Ela casou-se em 30 de agosto de 1596, em Copenhaga, para seus pais primo, o Duque João Adolfo de Holsácia-Gottorp (1575-1616) e teve oito filhos. O casamento foi tenso como os cônjuges discordaram sobre assuntos religiosos. Quando em 1610 João Adolf demitiu o vigário luterano Jacó Fabrício, O Velho, superintendete geral da divisão do ducado de Holstein e Schleswig, e o substituiu pelo calvinista, Filipe César, como vigário oficial da corte do ducado, em 1614, Augusta se recusou a participar da missa e foi a pé para a igreja luterana de Schleswig.
Viuvez
Como viúva, ela demitiu o vigário da corte calvinista e reintegrou Jacó Fabrício, em 1616. Ela governou o castelo de Husum como seu dote, e lá promovia as artes, a cultura, música, jardinagem e escolas.
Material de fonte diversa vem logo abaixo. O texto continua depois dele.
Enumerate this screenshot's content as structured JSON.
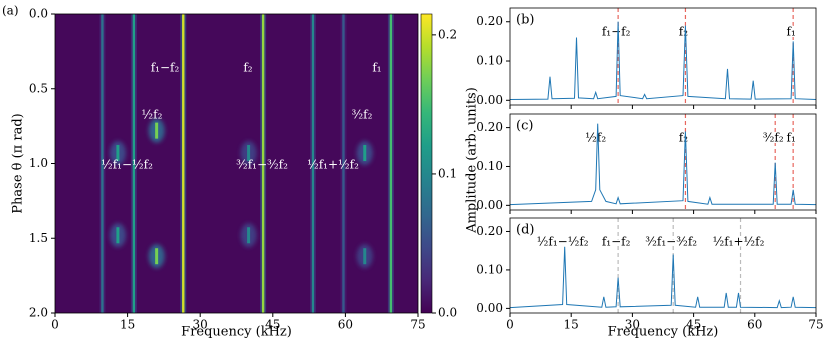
{
  "chart_data": [
    {
      "type": "heatmap",
      "panel": "(a)",
      "xlabel": "Frequency (kHz)",
      "ylabel": "Phase θ (π rad)",
      "xlim": [
        0,
        75
      ],
      "ylim": [
        0,
        2
      ],
      "y_inverted": true,
      "xticks": [
        0,
        15,
        30,
        45,
        60,
        75
      ],
      "yticks": [
        {
          "value": 0,
          "label": "0.0"
        },
        0.5,
        {
          "value": 1,
          "label": "1.0"
        },
        1.5,
        {
          "value": 2,
          "label": "2.0"
        }
      ],
      "clim": [
        0,
        0.215
      ],
      "colorbar_ticks": [
        {
          "value": 0,
          "label": "0.0"
        },
        0.1,
        0.2
      ],
      "colormap": "viridis",
      "columns": [
        {
          "x": 9.8,
          "intensity": 0.08
        },
        {
          "x": 16.3,
          "intensity": 0.12
        },
        {
          "x": 26.5,
          "intensity": 0.2
        },
        {
          "x": 43,
          "intensity": 0.18
        },
        {
          "x": 53.3,
          "intensity": 0.1
        },
        {
          "x": 59.6,
          "intensity": 0.06
        },
        {
          "x": 69.4,
          "intensity": 0.15
        }
      ],
      "spots": [
        {
          "x": 21,
          "y": 0.78,
          "intensity": 0.17
        },
        {
          "x": 21,
          "y": 1.62,
          "intensity": 0.17
        },
        {
          "x": 13,
          "y": 0.93,
          "intensity": 0.12
        },
        {
          "x": 13,
          "y": 1.48,
          "intensity": 0.12
        },
        {
          "x": 40,
          "y": 0.93,
          "intensity": 0.1
        },
        {
          "x": 40,
          "y": 1.48,
          "intensity": 0.1
        },
        {
          "x": 64,
          "y": 0.93,
          "intensity": 0.12
        },
        {
          "x": 64,
          "y": 1.62,
          "intensity": 0.1
        }
      ],
      "annotations": [
        "f₁−f₂",
        "f₂",
        "f₁",
        "½f₂",
        "³⁄₂f₂",
        "½f₁−½f₂",
        "³⁄₂f₁−³⁄₂f₂",
        "½f₁+½f₂"
      ]
    },
    {
      "type": "line",
      "panel": "(b)",
      "color": "#1f77b4",
      "xlim": [
        0,
        75
      ],
      "ylim": [
        -0.012,
        0.235
      ],
      "xticks": [
        0,
        15,
        30,
        45,
        60,
        75
      ],
      "show_xtick_labels": false,
      "yticks": [
        {
          "value": 0,
          "label": "0.00"
        },
        {
          "value": 0.1,
          "label": "0.10"
        },
        {
          "value": 0.2,
          "label": "0.20"
        }
      ],
      "x": [
        0,
        9.3,
        9.8,
        10.3,
        15.8,
        16.3,
        16.8,
        20.5,
        21,
        21.5,
        26,
        26.5,
        27,
        32.5,
        33,
        33.5,
        42.4,
        43,
        43.6,
        52.8,
        53.3,
        53.8,
        59.1,
        59.6,
        60.1,
        68.9,
        69.4,
        69.9,
        75
      ],
      "values": [
        0.002,
        0.003,
        0.06,
        0.004,
        0.005,
        0.16,
        0.006,
        0.004,
        0.02,
        0.004,
        0.01,
        0.2,
        0.012,
        0.004,
        0.015,
        0.004,
        0.012,
        0.19,
        0.01,
        0.004,
        0.08,
        0.004,
        0.003,
        0.05,
        0.003,
        0.004,
        0.15,
        0.004,
        0.002
      ],
      "markers": [
        {
          "x": 26.5,
          "label": "f₁−f₂",
          "line": true
        },
        {
          "x": 43,
          "label": "f₂",
          "line": true
        },
        {
          "x": 69.4,
          "label": "f₁",
          "line": true
        }
      ],
      "marker_color": "#e8665e"
    },
    {
      "type": "line",
      "panel": "(c)",
      "color": "#1f77b4",
      "ylabel": "Amplitude (arb. units)",
      "xlim": [
        0,
        75
      ],
      "ylim": [
        -0.012,
        0.235
      ],
      "xticks": [
        0,
        15,
        30,
        45,
        60,
        75
      ],
      "show_xtick_labels": false,
      "yticks": [
        {
          "value": 0,
          "label": "0.00"
        },
        {
          "value": 0.1,
          "label": "0.10"
        },
        {
          "value": 0.2,
          "label": "0.20"
        }
      ],
      "x": [
        0,
        20,
        21,
        21.5,
        22,
        23.5,
        26,
        26.5,
        27,
        42.4,
        43,
        43.6,
        48.5,
        49,
        49.5,
        64.5,
        65,
        65.5,
        68.9,
        69.4,
        69.9,
        75
      ],
      "values": [
        0.002,
        0.01,
        0.04,
        0.21,
        0.04,
        0.01,
        0.004,
        0.02,
        0.004,
        0.012,
        0.19,
        0.01,
        0.003,
        0.02,
        0.003,
        0.003,
        0.11,
        0.003,
        0.003,
        0.04,
        0.003,
        0.002
      ],
      "markers": [
        {
          "x": 21.5,
          "label": "½f₂",
          "line": false
        },
        {
          "x": 43,
          "label": "f₂",
          "line": true
        },
        {
          "x": 65,
          "label": "³⁄₂f₂",
          "line": true
        },
        {
          "x": 69.4,
          "label": "f₁",
          "line": true
        }
      ],
      "marker_color": "#e8665e"
    },
    {
      "type": "line",
      "panel": "(d)",
      "color": "#1f77b4",
      "xlabel": "Frequency (kHz)",
      "xlim": [
        0,
        75
      ],
      "ylim": [
        -0.012,
        0.235
      ],
      "xticks": [
        0,
        15,
        30,
        45,
        60,
        75
      ],
      "show_xtick_labels": true,
      "yticks": [
        {
          "value": 0,
          "label": "0.00"
        },
        {
          "value": 0.1,
          "label": "0.10"
        },
        {
          "value": 0.2,
          "label": "0.20"
        }
      ],
      "x": [
        0,
        12.9,
        13.4,
        13.9,
        22.5,
        23,
        23.5,
        26,
        26.5,
        27,
        39.5,
        40,
        40.5,
        45.5,
        46,
        46.5,
        52.5,
        53,
        53.5,
        55.5,
        56,
        56.5,
        65.5,
        66,
        66.5,
        68.9,
        69.4,
        69.9,
        75
      ],
      "values": [
        0.002,
        0.01,
        0.16,
        0.01,
        0.003,
        0.03,
        0.003,
        0.004,
        0.08,
        0.004,
        0.008,
        0.14,
        0.008,
        0.003,
        0.03,
        0.003,
        0.003,
        0.04,
        0.003,
        0.003,
        0.04,
        0.003,
        0.002,
        0.02,
        0.002,
        0.003,
        0.03,
        0.003,
        0.002
      ],
      "markers": [
        {
          "x": 13.4,
          "label": "½f₁−½f₂",
          "line": false
        },
        {
          "x": 26.5,
          "label": "f₁−f₂",
          "line": true
        },
        {
          "x": 40,
          "label": "³⁄₂f₁−³⁄₂f₂",
          "line": true
        },
        {
          "x": 56.5,
          "label": "½f₁+½f₂",
          "line": true
        }
      ],
      "marker_color": "#bbbbbb"
    }
  ]
}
Ela apoiou e recomendou a escritora perseguida, Anna Ovena Hoyer, quando ela fugiu de Holstein-Gottorp para a rainha da Suécia, Maria Leonor de Brandemburgo, em 1632. Em 1631, ela entrou em conflito com seu irmão, Cristiano IV da Dinamarca, a respeito da herança de sua rica mãe.
Seu casamento com João Adolfo produziu oito filhos, sendo quatro meninos e quatro meninas. Seu último filho, homem, não sobreviveu à infância.